Many residents of Mabaruma, North West District have not seen a drop of water flowing from their taps since January.
Stabroek News was told yesterday that several communities in Mabaruma have been without running water for the past three months and residents said that even though there are pipelines set up in Mabaruma, there is still no running water.
All efforts to contact the Regional Vice-chairman Fermin Singh for comment yesterday proved futile, while residents griped about the shortage.
“Mabaruma people are suffering very much! We have to pay $5,000 for a tank full of water or we would have to use the trench water and that water nasty,” one man lamented.
He stated that residents without vehicles would have to pay the money, while those with vehicles would travel to a reservoir, some two miles away, to fetch water for their families.
“There are pipelines but I can’t remember when was the last time I got a bucket water out of it,” he said. He noted that in 2010, a main was set up and they were given water, but as the years past the water pressure gradually dropped. “First, we got bountiful water then it drop to barrel, then basin, then bucket and then bowl and now nothing,” he said.
A mother of six said she found it hard to take care of her house and children without any potable water. She said she was afraid to use the trench water because it was dirty. “January was the last time I see a drop of water from my pipe,” she said, adding that the relevant authorities had visited the area and promised to resolve the situation but they never did.
“We complain till we fed up complain…all they do is promise and promise. We need water. Some of the people here have six and seven children in the house and they need water to wash their clothes and cook,” she said.
“Sometimes we take a chance with the trench water but it’s not healthy for our children,” she added.
The woman said every day children would be seen walking miles to the reservoir to wash their school clothes.

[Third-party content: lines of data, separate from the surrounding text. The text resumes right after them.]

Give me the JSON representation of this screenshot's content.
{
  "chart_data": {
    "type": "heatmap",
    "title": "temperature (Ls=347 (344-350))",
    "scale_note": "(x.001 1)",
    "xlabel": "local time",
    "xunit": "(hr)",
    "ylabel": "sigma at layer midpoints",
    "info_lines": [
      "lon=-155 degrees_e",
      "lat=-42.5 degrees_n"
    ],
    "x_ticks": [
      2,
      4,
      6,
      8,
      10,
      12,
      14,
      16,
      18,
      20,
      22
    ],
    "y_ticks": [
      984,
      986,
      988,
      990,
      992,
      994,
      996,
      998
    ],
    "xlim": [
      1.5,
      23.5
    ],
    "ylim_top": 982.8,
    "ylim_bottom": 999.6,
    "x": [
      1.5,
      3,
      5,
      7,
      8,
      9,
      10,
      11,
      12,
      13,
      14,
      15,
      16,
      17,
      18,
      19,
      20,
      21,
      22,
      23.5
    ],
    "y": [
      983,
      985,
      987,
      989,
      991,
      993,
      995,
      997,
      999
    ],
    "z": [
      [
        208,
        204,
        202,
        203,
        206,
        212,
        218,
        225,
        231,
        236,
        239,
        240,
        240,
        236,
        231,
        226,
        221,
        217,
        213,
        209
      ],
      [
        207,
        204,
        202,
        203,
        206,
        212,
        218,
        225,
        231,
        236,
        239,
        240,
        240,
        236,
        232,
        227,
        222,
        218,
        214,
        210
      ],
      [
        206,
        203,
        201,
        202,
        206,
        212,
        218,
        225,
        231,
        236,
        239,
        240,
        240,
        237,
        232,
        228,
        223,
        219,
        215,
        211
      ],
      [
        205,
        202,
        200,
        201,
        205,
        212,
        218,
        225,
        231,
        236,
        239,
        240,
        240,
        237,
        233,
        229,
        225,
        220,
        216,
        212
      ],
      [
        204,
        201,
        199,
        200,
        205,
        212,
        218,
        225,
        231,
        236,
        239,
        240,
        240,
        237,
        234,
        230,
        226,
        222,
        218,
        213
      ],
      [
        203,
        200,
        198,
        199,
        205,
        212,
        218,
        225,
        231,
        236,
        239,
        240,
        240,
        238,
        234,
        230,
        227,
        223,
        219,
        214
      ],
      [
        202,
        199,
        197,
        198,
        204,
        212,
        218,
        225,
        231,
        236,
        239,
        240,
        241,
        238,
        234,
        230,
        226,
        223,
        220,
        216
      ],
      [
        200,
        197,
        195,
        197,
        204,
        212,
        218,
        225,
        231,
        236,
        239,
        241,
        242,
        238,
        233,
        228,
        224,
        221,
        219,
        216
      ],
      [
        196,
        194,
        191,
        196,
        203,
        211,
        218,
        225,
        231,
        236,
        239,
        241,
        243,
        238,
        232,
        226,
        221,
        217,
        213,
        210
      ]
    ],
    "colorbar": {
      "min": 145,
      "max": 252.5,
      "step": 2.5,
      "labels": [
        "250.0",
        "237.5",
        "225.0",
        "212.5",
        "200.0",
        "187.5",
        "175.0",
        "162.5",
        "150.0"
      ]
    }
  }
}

On Saturday, the residents had complained that the hospital was without water and that they had to fetch it in buckets from creeks for patients.

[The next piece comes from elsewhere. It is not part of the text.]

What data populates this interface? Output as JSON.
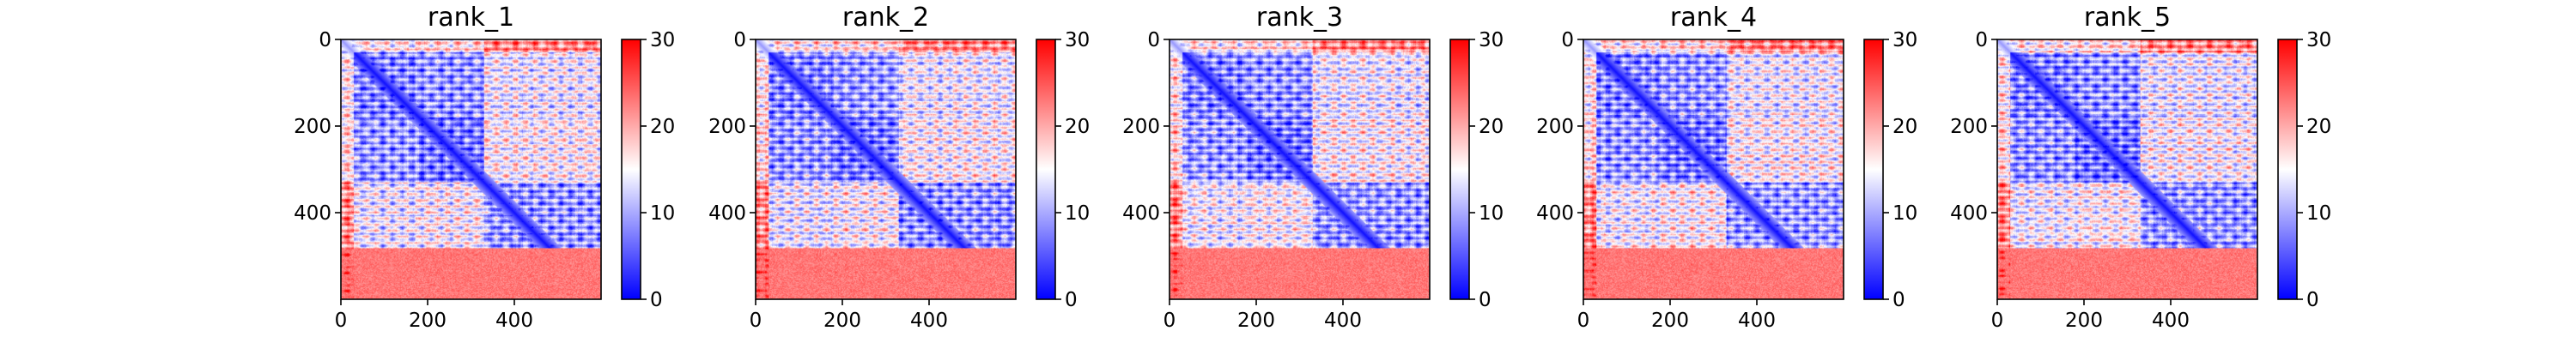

Singh had denied being aware of any water shortage. “As far as I’m aware the hospital is getting adequate water. The water might have been turned off for a couple hours to prepare the well for the filtering of the water system at the hospital,” he said. The official said that the staff at the hospital might have failed to inform the patients in the hospital about the system being turned off.
A source had related to Stabroek News that people were taking bottled water for their relatives to drink at the hospital since there was no water for them to bathe with or drink.